Program Authorization

Programs can be authorized from the application and the integrated case.

The caseworker initiates check eligibility once all the information for the household has been entered. Check eligibility can be executed multiple times. The caseworker can view the eligibility check results. The caseworker sets the application as ready for determination where the agency has a separate eligibility worker role. The eligibility worker selects to review eligibility results. This displays the most recent eligibility check initiated for each program/coverage type. Here the eligibility worker can authorize, decline or deny results.

The caseworker authorizes eligible assistance units for each program separately.
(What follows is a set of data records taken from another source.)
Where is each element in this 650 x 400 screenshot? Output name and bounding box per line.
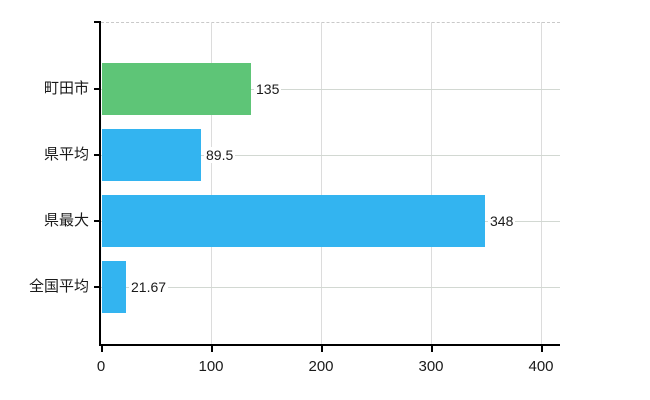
x-axis-tick bbox=[101, 344, 103, 352]
x-gridline bbox=[211, 22, 212, 344]
x-axis-line bbox=[99, 344, 560, 346]
x-gridline bbox=[541, 22, 542, 344]
x-tick-label: 400 bbox=[528, 358, 554, 375]
y-axis-tick bbox=[94, 88, 101, 90]
x-gridline bbox=[431, 22, 432, 344]
y-axis-line bbox=[99, 21, 101, 346]
x-tick-label: 300 bbox=[418, 358, 444, 375]
x-gridline bbox=[321, 22, 322, 344]
x-axis-tick bbox=[431, 344, 433, 352]
y-axis-tick bbox=[94, 220, 101, 222]
x-tick-label: 100 bbox=[198, 358, 224, 375]
y-axis-top-tick bbox=[94, 21, 101, 23]
category-label: 県平均 bbox=[43, 146, 89, 163]
x-tick-label: 0 bbox=[96, 358, 106, 375]
category-label: 全国平均 bbox=[28, 278, 89, 295]
category-label: 県最大 bbox=[43, 212, 89, 229]
bar bbox=[102, 129, 201, 181]
bar bbox=[102, 63, 251, 115]
y-gridline bbox=[101, 155, 560, 156]
x-axis-tick bbox=[211, 344, 213, 352]
value-label: 21.67 bbox=[129, 279, 169, 295]
y-axis-tick bbox=[94, 154, 101, 156]
plot-top-border bbox=[101, 22, 560, 23]
x-axis-tick bbox=[321, 344, 323, 352]
y-gridline bbox=[101, 89, 560, 90]
value-label: 135 bbox=[254, 81, 282, 97]
x-tick-label: 200 bbox=[308, 358, 334, 375]
x-axis-tick bbox=[541, 344, 543, 352]
y-gridline bbox=[101, 287, 560, 288]
bar bbox=[102, 261, 126, 313]
bar bbox=[102, 195, 485, 247]
value-label: 89.5 bbox=[204, 147, 236, 163]
y-axis-tick bbox=[94, 286, 101, 288]
category-label: 町田市 bbox=[43, 80, 89, 97]
value-label: 348 bbox=[488, 213, 516, 229]
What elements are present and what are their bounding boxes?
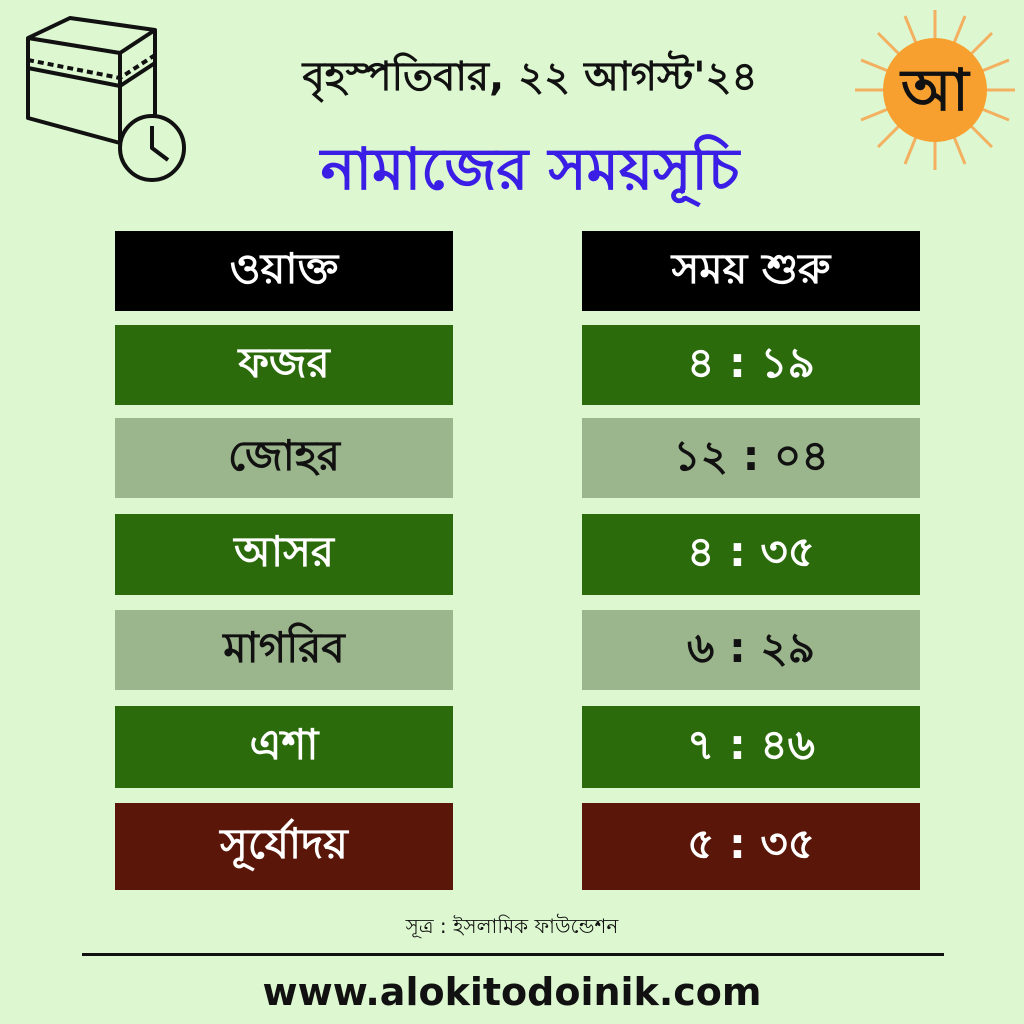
logo: আ	[855, 10, 1015, 170]
sunrise-label: সূর্যোদয়	[115, 803, 453, 890]
prayer-time-isha: ৭ : ৪৬	[582, 706, 920, 788]
prayer-time-maghrib: ৬ : ২৯	[582, 610, 920, 690]
source-note: সূত্র : ইসলামিক ফাউন্ডেশন	[405, 914, 619, 938]
header-prayer: ওয়াক্ত	[115, 231, 453, 311]
prayer-name-asr: আসর	[115, 514, 453, 595]
prayer-name-zuhr: জোহর	[115, 418, 453, 498]
logo-letter: আ	[899, 56, 971, 124]
prayer-time-zuhr: ১২ : ০৪	[582, 418, 920, 498]
prayer-name-fajr: ফজর	[115, 325, 453, 405]
prayer-name-maghrib: মাগরিব	[115, 610, 453, 690]
sunrise-time: ৫ : ৩৫	[582, 803, 920, 890]
prayer-time-asr: ৪ : ৩৫	[582, 514, 920, 595]
divider	[82, 953, 944, 956]
page-title: নামাজের সময়সূচি	[320, 135, 740, 203]
date-heading: বৃহস্পতিবার, ২২ আগস্ট'২৪	[302, 54, 758, 100]
prayer-time-fajr: ৪ : ১৯	[582, 325, 920, 405]
header-start-time: সময় শুরু	[582, 231, 920, 311]
prayer-name-isha: এশা	[115, 706, 453, 788]
website-url: www.alokitodoinik.com	[262, 970, 762, 1014]
kaaba-clock-icon	[26, 16, 186, 182]
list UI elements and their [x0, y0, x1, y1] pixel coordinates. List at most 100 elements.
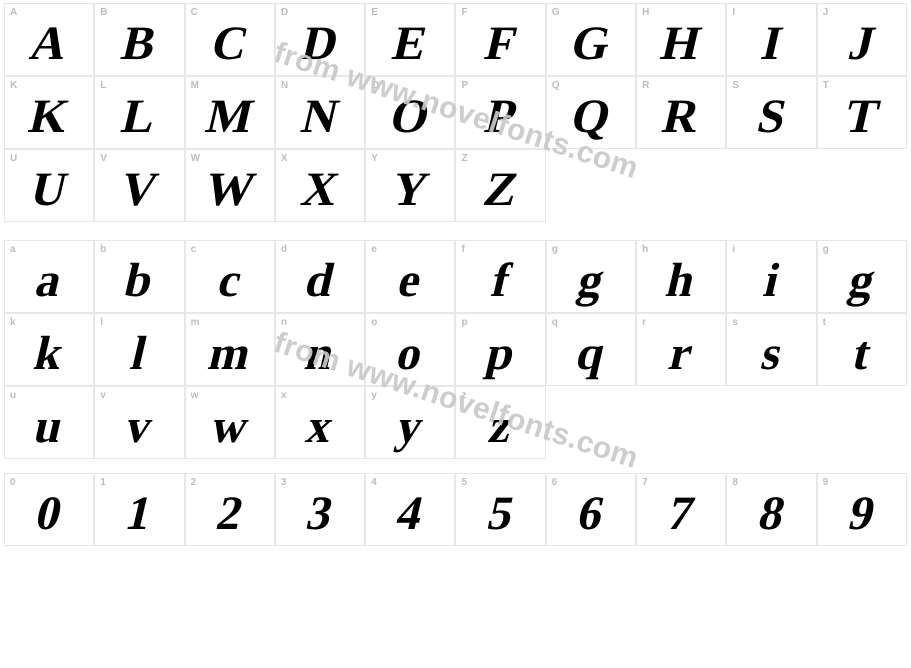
- cell-glyph: a: [32, 257, 67, 305]
- glyph-cell: UU: [4, 149, 94, 222]
- glyph-cell: EE: [365, 3, 455, 76]
- cell-label: S: [732, 80, 739, 91]
- cell-glyph: w: [207, 403, 253, 451]
- glyph-cell: mm: [185, 313, 275, 386]
- cell-label: z: [461, 390, 466, 401]
- glyph-cell: JJ: [817, 3, 907, 76]
- glyph-cell-empty: [817, 386, 907, 459]
- cell-glyph: T: [840, 93, 883, 141]
- glyph-cell-empty: [546, 386, 636, 459]
- glyph-cell: NN: [275, 76, 365, 149]
- cell-glyph: 4: [393, 490, 428, 538]
- cell-label: K: [10, 80, 17, 91]
- glyph-cell: SS: [726, 76, 816, 149]
- glyph-cell: QQ: [546, 76, 636, 149]
- cell-glyph: d: [301, 257, 339, 305]
- cell-glyph: i: [759, 257, 783, 305]
- cell-label: g: [552, 244, 558, 255]
- cell-glyph: n: [301, 330, 339, 378]
- glyph-cell: 55: [455, 473, 545, 546]
- glyph-cell: ee: [365, 240, 455, 313]
- glyph-cell: kk: [4, 313, 94, 386]
- cell-label: Z: [461, 153, 467, 164]
- glyph-cell: uu: [4, 386, 94, 459]
- glyph-cell: 66: [546, 473, 636, 546]
- glyph-cell: ZZ: [455, 149, 545, 222]
- cell-label: o: [371, 317, 377, 328]
- cell-label: R: [642, 80, 649, 91]
- cell-glyph: z: [484, 403, 516, 451]
- glyph-cell: OO: [365, 76, 455, 149]
- cell-glyph: 1: [122, 490, 157, 538]
- glyph-row: 00112233445566778899: [4, 473, 907, 546]
- cell-label: Y: [371, 153, 378, 164]
- glyph-cell: WW: [185, 149, 275, 222]
- cell-label: 9: [823, 477, 829, 488]
- glyph-row: UUVVWWXXYYZZ: [4, 149, 907, 222]
- glyph-cell: KK: [4, 76, 94, 149]
- cell-label: 2: [191, 477, 197, 488]
- glyph-cell: TT: [817, 76, 907, 149]
- cell-glyph: k: [30, 330, 68, 378]
- cell-glyph: 6: [573, 490, 608, 538]
- cell-label: W: [191, 153, 201, 164]
- glyph-cell: bb: [94, 240, 184, 313]
- glyph-cell: hh: [636, 240, 726, 313]
- cell-glyph: L: [118, 93, 161, 141]
- cell-label: v: [100, 390, 106, 401]
- cell-label: m: [191, 317, 200, 328]
- glyph-cell-empty: [817, 149, 907, 222]
- cell-glyph: Q: [567, 93, 615, 141]
- cell-label: 6: [552, 477, 558, 488]
- glyph-cell: vv: [94, 386, 184, 459]
- cell-glyph: I: [757, 20, 787, 68]
- cell-glyph: J: [844, 20, 879, 68]
- cell-label: P: [461, 80, 468, 91]
- cell-glyph: l: [127, 330, 151, 378]
- glyph-cell: rr: [636, 313, 726, 386]
- cell-label: i: [732, 244, 735, 255]
- cell-label: E: [371, 7, 378, 18]
- glyph-cell-empty: [726, 149, 816, 222]
- cell-label: x: [281, 390, 287, 401]
- cell-label: y: [371, 390, 377, 401]
- glyph-row: AABBCCDDEEFFGGHHIIJJ: [4, 3, 907, 76]
- cell-label: H: [642, 7, 649, 18]
- cell-label: w: [191, 390, 199, 401]
- cell-glyph: Z: [479, 166, 522, 214]
- cell-glyph: 3: [302, 490, 337, 538]
- cell-glyph: X: [297, 166, 343, 214]
- cell-glyph: 7: [664, 490, 699, 538]
- cell-glyph: U: [26, 166, 72, 214]
- glyph-cell-empty: [546, 149, 636, 222]
- glyph-cell: DD: [275, 3, 365, 76]
- cell-glyph: 8: [754, 490, 789, 538]
- glyph-cell-empty: [636, 149, 726, 222]
- glyph-cell: dd: [275, 240, 365, 313]
- cell-glyph: o: [393, 330, 428, 378]
- cell-label: C: [191, 7, 198, 18]
- cell-glyph: W: [200, 166, 259, 214]
- section-gap: [4, 459, 907, 473]
- glyph-cell: 99: [817, 473, 907, 546]
- cell-label: u: [10, 390, 16, 401]
- glyph-cell: tt: [817, 313, 907, 386]
- cell-label: Q: [552, 80, 560, 91]
- cell-glyph: E: [389, 20, 432, 68]
- glyph-cell: PP: [455, 76, 545, 149]
- cell-glyph: R: [658, 93, 704, 141]
- cell-glyph: c: [214, 257, 246, 305]
- cell-label: F: [461, 7, 467, 18]
- glyph-cell: YY: [365, 149, 455, 222]
- section-gap: [4, 222, 907, 240]
- cell-label: A: [10, 7, 17, 18]
- cell-glyph: 2: [212, 490, 247, 538]
- glyph-cell: aa: [4, 240, 94, 313]
- cell-glyph: u: [30, 403, 68, 451]
- cell-glyph: g: [844, 257, 879, 305]
- glyph-cell: AA: [4, 3, 94, 76]
- cell-glyph: S: [753, 93, 791, 141]
- cell-label: q: [552, 317, 558, 328]
- cell-label: N: [281, 80, 288, 91]
- glyph-cell: gg: [817, 240, 907, 313]
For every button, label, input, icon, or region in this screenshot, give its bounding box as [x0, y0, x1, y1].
A client cannot be authorized for the same program in multiple assistance units with the exception of specific Medical Assistance coverage types; a client may have Qualified Medicare Beneficiary (QMB) or Specified Low-Income Medicare Beneficiary (SLMB) along with another Medical Assistance coverage type.

A program may be declined where the client is eligible but chooses not to receive the program. A program is considered ineligible when there is no eligible decision determined for the program. The caseworker can select to deny such program.

Once all eligible assistance units are authorized or declined the application will automatically be disposed. If there are no eligible results for a program, the application for that program is automatically disposed.

Caseworkers are comprised of either an intake worker and eligibility worker or a combined worker. The combined worker carries out the whole intake process. Smaller agencies sometimes only have a combined worker rather than two separate workers i.e. intake and eligibility worker.

The caseworker also has the ability to authorize results from the integrated case without the need for an application. The caseworker can initiate eligibility checks from the integrated case, authorize the result, and create a new product delivery if the unit is not already in receipt of the program being authorized. Program authorization at integrated case level supports movement between Medical Assistance coverage types without the requirement for an application.